Interesting. I didn’t realize there were different grades. And as he explained further, any grade over B20 may require engine modifications. The likelihood of this increases proportionately as the biodiesel amounts increase. Modifications to the car are due to the way the biodiesel reacts with natural and butyl rubbers, which are present in fuel system components such as fuel hoses and pump seals. They degrade from biodiesel. There are modifications that can be done to ensure that engines are immune to this problem, but it requires time and money.

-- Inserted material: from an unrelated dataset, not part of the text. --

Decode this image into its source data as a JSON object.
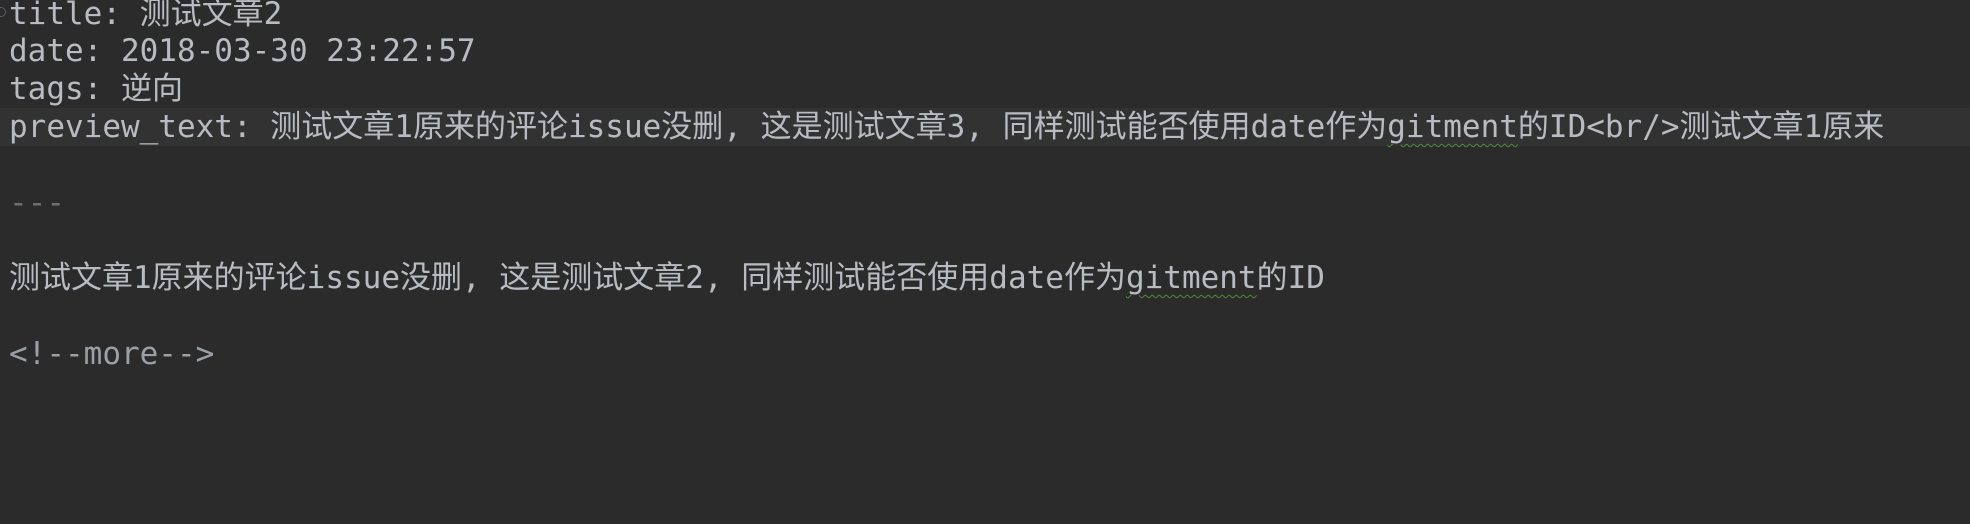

This is important to know. I’ve heard the story flip flop back and forth that it’s ok to use the biodiesel without changing anything. Then there were the cautionary remarks about modifications necessary in older cars. Not knowing this could cause damage to an engine. Best bet is to ask a dealer if the car you are driving needs any type of modification to run biodiesel.

 
It is extremely important to know what grade biodiesel the pumps will be offering. A low-grade biodiesel such as B20 may be all right for any car, but it doesn’t look like it’s all that great environmentally. When I first read about all the grades of bio that might be offered, I immediately thought loophole. The word biodiesel should not be construed to mean environmentally good overall. Keep your eyes open as we see more and more biodiesel fuel pumps. If anyone else has some facts about biodiesel, weigh in.

 

More Earthquakes

Tuesday, March 6th, 2007

 
Another earthquake occurred in Sumatra, Indonesia. 70 are dead so far in mostly rural areas. It measured 6.3 on the Richter scale with a 6.1 after shock. It is not unusual in that area because of a nearby volcano. Seismic activity and earthquake swarms are expected in hot spots and near volcanoes.  But is it just me or are there any awfully lot of them happening anymore? Just as suspected, a new and very recent study found that earthquake swarms are not necessarily clustered around volcanoes and in geothermal regions. They are occurring everywhere and anywhere there is seismic activity. Michigan is not excluded. I remember a pretty good tremor in 1978.  I lived at Charlotte Arms and was home in the afternoon when I thought someone either overshot their parking space and hit the building or someone dropped something awfully large while moving. The building shook. It wasn’t until later I learned it was an earthquake. There is some pretty interesting history about Michigan earthquakes at  http://earthquake.usgs.gov/regional/states/michigan/history.php. There were quite a few about 120 years ago that continued through the turn of the century.

 
As far as an increasing number of earthquakes, researchers gathered data from at least 40 earthquakes that did not follow the usual pattern of major shock followed by waves of small shocks or outbursts. According to a researcher “We saw a mix of the two kinds of events, swarms or earthquakes and aftershocks, wherever we looked. It confirms what people have suspected. There are earthquake swarms and they are responses to factors we can’t see and don’t have a direct way to measure.” http://www.sciencedaily.com/releases/2006/10/061025184753.htm.
 
So earthquakes are another occurrence within our environment that is increasing but we don’t know why and caused by what. We know our pollution is affecting weather above the ground. What about the earth’s surface heating up more? I’ve wondered about that. The jet stream air currents bend and bow according to El Nino and El Nina which are created and directly affected by surface water temperature heating up in the Atlantic, so what about surface land temperature? Does global warming affect the frequency of earthquakes by heating up land surface also?  It will be interesting to see in the very near future the answers to these questions as our world struggles to change how we interact with and have a little more reverence for the environment that sustains us.